Aliza Edelman, Ph.D., is a curator and art historian focusing on the transnational narratives of postwar and contemporary artists in the Americas. In 2014 and 2017, she organized surveys on the Brazilian Concrete painter, Judith Lauand. Current scholarly writings are included in Women of Abstract Expressionism (Yale Univ. Press and Denver Art Museum) and American Women Artists, 1935-1970 — Gender, Culture, and Politics (Routledge), both 2016.
[1] See Oswald de Andrade, “Manifesto Antropofágico,” Revista de Antropofagia 1 (May 1928).
[2] Bruno Miguel, correspondence with the author, 14 September 2017.
[3] See Monica Espinel, “Todos à Mesa,” in Bruno Miguel: Todos À Mesa, exh. cat. (São Paulo: Galeria Emma Thomas, 2014), n.p.
[4] Miguel, correspondence with the author, 14 September 2017.
[5] On nostalgia, see Svetlana Boym, The Future of Nostalgia (New York: Basic Books, 2001).
[6] In the 1960s, the French structural anthropologist Claude Lévi-Strauss proposed the controversial concept of bricolage in The Savage Mind (Chicago: The Univ. of Chicago Press, 1966), 35-36.
About Bruno Miguel
Bruno Miguel (b. 1981) lives and works in Rio de Janeiro, Brazil. An inveterate collector of quotidian objects, Miguel’s practice explores the fluid relationships and personal stories embedded in familiar household items and consumer products to reframe the international dimensions of Pop Art and the avant-garde in Brazil. Miguel’s paintings and installations---which frequently manipulate traditional Carnival techniques in polyurethane foam, resin, and papier mache—convey the layered histories of Rio de Janeiro's landscape from a critical periphery.

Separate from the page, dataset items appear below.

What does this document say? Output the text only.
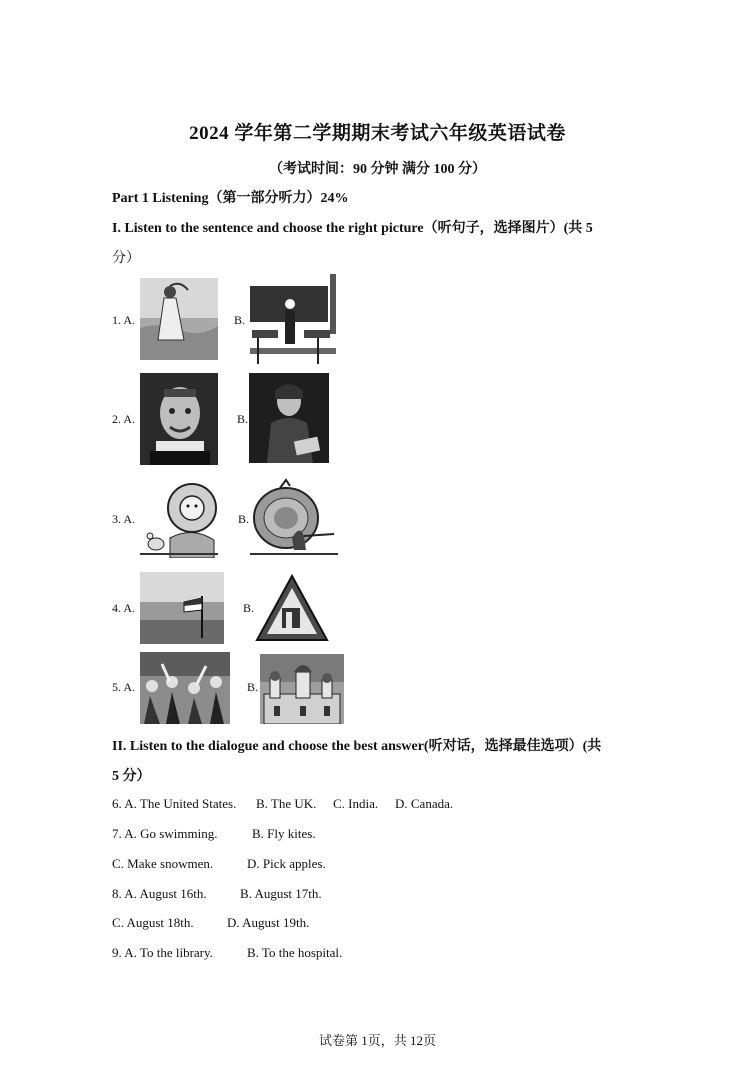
2024 学年第二学期期末考试六年级英语试卷
（考试时间：90 分钟 满分 100 分）
Part 1 Listening（第一部分听力）24%
I. Listen to the sentence and choose the right picture（听句子，选择图片）(共 5
分）
1. A.	B.
2. A.	B.
3. A.	B.
4. A.	B.
5. A.	B.
II. Listen to the dialogue and choose the best answer(听对话，选择最佳选项）(共
5 分）
6. A. The United States. B. The UK. C. India. D. Canada.
7. A. Go swimming.	B. Fly kites.
C. Make snowmen.	D. Pick apples.
8. A. August 16th.	B. August 17th.
C. August 18th.	D. August 19th.
9. A. To the library.	B. To the hospital.
试卷第 1页，共 12页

He has had individual institutional exhibitions at Largo das Artes (2010), Museum Paço Imperial, Rio de Janeiro (2016), Centro Cultural da Caixa Econômica Federal, and Centro Cultural São Paulo (2016). His work was included in multiple editions of the Biennial of La Paz, Bolivia. In 2007, Miguel received an honorary mention at the V International Biennial of Art SIART in La Paz, Bolivia, followed by a fellowship from the Furnas Social-cultural for Artistic Talents. His work was included in group exhibitions at the Cultural Center Bank of Brazil in Rio de Janeiro and São Paulo (2008 and 2009); Museum of Contemporary Art, Santiago, Chile (2010); Caixa Cultural, Rio de Janeiro (2011); Museum of Modern Art, Rio de Janeiro (MAM-RJ, 2012); Hélio Oiticica Art Center, Rio de Janeiro (2012); Museum of the Republic, Rio de Janeiro (2013); and Museum of Art, Rio de Janeiro (MAR-RJ, 2014).
In 2009, Miguel graduated in Fine Arts and Painting from the the School of Visual Arts, Federal University of Rio de Janeiro. Currently, he teaches art and art theory at Federal University of Rio de Janeiro and at the School of Visual Arts, Parque Lage. He also curates Mais Pintura, a project and publication series dedicated to the emerging generation of Brazilian painters.